Assembled by former British spy Christopher Steele, the “dossier” is actually a collection of memos which contain both wildly salacious claims and loosely factual information – much of it based on hearsay or public knowledge.



Steele was paid $168,000 by opposition research firm Fusion GPS, while Fusion was funded by the DNC and the Clinton campaign. The FBI, however, had previously agreed to pay Steele $50,000 if he could verify the dossier’s claims – which he was unable to do.

After the House Intel Committee majority released their four-page “FISA memo” detailing how senior officials at the FBI and DOJ used the unverified and highly biased Steele dossier to obtain a FISA warant, and the House Intel Committee minority released their own “counter memo,” the investigation moved into Phase II. 

Phase II

House Intel Committee chair Devin Nunes (R-CA) gave us a peek behind the curtain in early February, telling Fox’s Bret Baier “We are in the middle of what I call phase two of our investigation, which involves other departments, specifically the State Department and some of the involvement that they had in this.” 

While it is unclear what role the State Department may have in surveillance abuses, the Washington Examiner‘s Byron York noted last month that former MI6 spy, Christopher Steele, was “well-connected with the Obama State Department,” according to the book Collusion: Secret meetings, dirty money, and how Russia helped Donald Trump win” written by The Guardian correspondent Luke Harding.

Harding notes that Steele’s work during the World Cup soccer corruption investigation earned the trust of both the FBI and the State Department:

The [soccer] episode burnished Steele’s reputation inside the U.S. intelligence community and the FBI. Here was a pro, a well-connected Brit, who understood Russian espionage and its subterranean tricks. Steele was regarded as credible. Between 2014 and 2016, Steele authored more than a hundred reports on Russia and Ukraine. These were written for a private client but shared widely within the State Department and sent up to Secretary of State John Kerry and to Assistant Secretary of State Victoria Nuland, who was in charge of the U.S. response to the Ukraine crisis.

Shedding more light on the subject is longtime Kerry colleague and Steele pal, Jonathan Winer – who penned a Feb. 8 op-ed in the Washington Post entitled “Devin Nunes is investigating me: Here’s the Truth”

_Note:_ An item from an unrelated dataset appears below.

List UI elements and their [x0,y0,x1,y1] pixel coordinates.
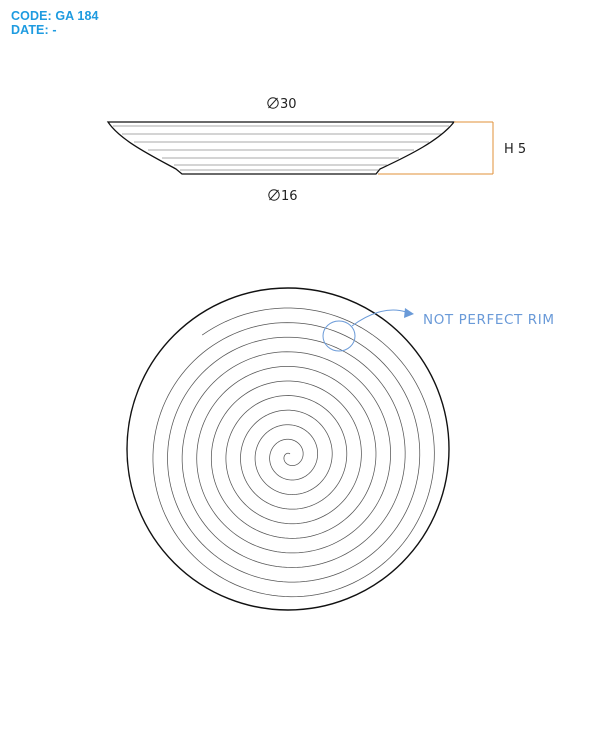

From Winer – along with a Senate Judiciary Committee criminal referral of Christopher Steele – we learned that several Clinton allies were also connected to both the dossier and the Kerry State Department.

Winer notes that “in late September [2016], I spoke with an old friend, Sidney Blumenthal, whom I met 30 years ago when I was investigating the Iran-contra affair for then-Sen. Kerry and Blumenthal was a reporter at The Post. At the time, Russian hacking was at the front and center in the 2016 presidential campaign. The emails of Blumenthal, who had a long association with Bill and Hillary Clinton, had been hacked in 2013 through a Russian server.